The Coalition – and Other Business End Users.  Formed in August 2009, the Coalition for Derivative End users represents businesses that use OTC derivatives to manage business risks such as fluctuations in currency exchange rates, interest rates, and commodity prices.  The Coalition consists of the Business Roundtable, the National Association of Corporate Treasurers, Financial Executives International, National Association of Manufacturers, the American Petroleum Institute, NAREIT, the Real Estate Roundtable, the U.S. Chamber of Commerce and about 200 other companies and trade associations.  The Coalition’s primary goal has been to ensure continued access to OTC derivatives for business end users, while protecting competitiveness and promoting economic growth.  The Coalition has been instrumental in advocating for an exemption from provisions that would require businesses to tie up precious working capital as collateral for their risk-mitigating derivative transactions.  In so doing they have become an important stakeholder in the policy debate, and have convinced many policymakers that indiscriminate regulation will have negative unintended consequences.  That the term “end user” is now part of the lexicon of financial regulatory reform is largely a credit to the Coalition and other business end users who have made their voice heard. 

The House.  In December 2009 the House of Representatives passed their own version of financial services reform, which contained derivatives legislation that was reasonable and end user friendly.  The bill would focus primarily on the dealers and systemically significant market players, while preserving the ability of end users to manage their business risks in a manor that does not restrict access to derivative markets.  During the House process, several key champions of the end user cause emerged, including Scott Murphy (D-NY), Scott Garrett (R-NJ), Michael McMahon (D-NY) and Melissa Bean (D-IL). 

The Regulators (in part).  The swap desk spin-off provision (“Section 716”) introduced by Senate Agriculture Committee Chairman Blanche Lincoln has galvanized the regulators, who see this as overreaching and potentially detrimental to the safety and soundness of our banking system.  Although she has never been one to shy away from criticizing the big banks, FDIC Chairman Sheila Bair warned that the spin-off provision would move $294 trillion in notional derivative amounts outside of banks or bank holding companies into less regulated and highly leveraged “shadow banking” entities, resulting in weaker protections of insured banks and the Deposit Insurance Fund.  Treasury Secretary Timothy Geithner, Federal Reserve Chairman Ben Bernanke, and former Fed Chairman Paul Volcker all oppose the provision as well, having expressed that it would be highly disruptive and costly to financial institutions and their customers.  The provision if passed could make it difficult or more costly for end users to hedge, and could reduce the pool of available counterparties.
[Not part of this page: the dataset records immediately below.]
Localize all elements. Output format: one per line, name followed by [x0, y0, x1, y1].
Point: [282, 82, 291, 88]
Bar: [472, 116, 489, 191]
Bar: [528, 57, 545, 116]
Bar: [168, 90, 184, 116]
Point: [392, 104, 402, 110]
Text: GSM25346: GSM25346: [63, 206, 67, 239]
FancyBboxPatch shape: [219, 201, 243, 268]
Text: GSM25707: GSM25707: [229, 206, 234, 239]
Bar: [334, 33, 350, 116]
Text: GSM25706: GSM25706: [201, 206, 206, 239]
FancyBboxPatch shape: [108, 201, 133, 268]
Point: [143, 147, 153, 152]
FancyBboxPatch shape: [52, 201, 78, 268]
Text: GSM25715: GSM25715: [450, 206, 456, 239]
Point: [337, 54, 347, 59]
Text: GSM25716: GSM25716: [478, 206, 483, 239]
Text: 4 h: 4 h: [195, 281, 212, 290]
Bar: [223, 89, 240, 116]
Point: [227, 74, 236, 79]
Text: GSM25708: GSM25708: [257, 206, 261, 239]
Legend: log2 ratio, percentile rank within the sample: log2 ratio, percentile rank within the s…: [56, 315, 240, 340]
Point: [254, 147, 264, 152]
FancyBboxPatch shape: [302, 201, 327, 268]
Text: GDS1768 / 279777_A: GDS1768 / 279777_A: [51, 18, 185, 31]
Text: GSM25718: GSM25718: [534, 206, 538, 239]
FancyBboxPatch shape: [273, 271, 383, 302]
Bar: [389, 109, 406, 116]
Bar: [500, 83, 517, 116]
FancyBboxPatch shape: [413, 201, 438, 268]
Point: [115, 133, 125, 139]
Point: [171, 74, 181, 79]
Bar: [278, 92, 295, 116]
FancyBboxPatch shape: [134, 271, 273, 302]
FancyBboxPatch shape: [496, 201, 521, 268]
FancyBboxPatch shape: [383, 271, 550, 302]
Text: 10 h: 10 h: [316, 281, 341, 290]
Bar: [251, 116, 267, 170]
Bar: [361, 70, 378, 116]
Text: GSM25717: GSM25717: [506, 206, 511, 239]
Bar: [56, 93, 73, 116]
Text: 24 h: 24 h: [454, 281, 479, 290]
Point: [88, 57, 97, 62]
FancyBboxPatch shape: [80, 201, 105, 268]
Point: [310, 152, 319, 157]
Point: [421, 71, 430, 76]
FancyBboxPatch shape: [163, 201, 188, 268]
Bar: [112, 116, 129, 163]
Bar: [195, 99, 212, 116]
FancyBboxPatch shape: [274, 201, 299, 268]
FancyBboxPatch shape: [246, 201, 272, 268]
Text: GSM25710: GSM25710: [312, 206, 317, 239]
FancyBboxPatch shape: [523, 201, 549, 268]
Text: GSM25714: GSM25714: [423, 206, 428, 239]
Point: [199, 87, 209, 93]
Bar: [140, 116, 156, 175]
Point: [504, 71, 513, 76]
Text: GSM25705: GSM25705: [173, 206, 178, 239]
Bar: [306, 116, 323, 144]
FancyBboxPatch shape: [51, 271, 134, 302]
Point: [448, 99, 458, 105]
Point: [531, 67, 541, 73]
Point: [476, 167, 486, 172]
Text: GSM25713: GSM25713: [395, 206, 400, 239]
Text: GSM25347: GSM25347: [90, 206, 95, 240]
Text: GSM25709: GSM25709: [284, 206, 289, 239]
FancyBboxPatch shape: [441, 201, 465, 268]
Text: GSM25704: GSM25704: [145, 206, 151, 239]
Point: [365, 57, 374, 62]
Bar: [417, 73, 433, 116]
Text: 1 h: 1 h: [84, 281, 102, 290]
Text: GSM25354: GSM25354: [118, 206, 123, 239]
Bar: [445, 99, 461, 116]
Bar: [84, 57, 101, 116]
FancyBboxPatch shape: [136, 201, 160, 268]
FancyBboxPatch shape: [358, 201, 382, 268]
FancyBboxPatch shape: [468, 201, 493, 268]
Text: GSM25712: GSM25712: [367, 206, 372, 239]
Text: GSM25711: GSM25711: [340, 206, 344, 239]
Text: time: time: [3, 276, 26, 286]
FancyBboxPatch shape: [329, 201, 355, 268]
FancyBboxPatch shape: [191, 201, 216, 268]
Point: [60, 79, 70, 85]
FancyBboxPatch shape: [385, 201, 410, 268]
The number of businesses, legislators, and regulators who have come to understand the importance of maintaining access to OTC derivative markets has grown since the economic crisis sparked demand for reform 18 months ago.  Your voices have broken through the chaos of the crisis and subsequent legislative debate and, as a result, thoughtful reform is within reach.  As a testament to the impact you have made, Wednesday on the Senate floor, Senator Saxby Chambliss read directly from a letter sent by a Chatham client warning against overreaching regulation.  As we head to the finish line, we will continue to put our clients’ interests first as we push for effective reform of the market.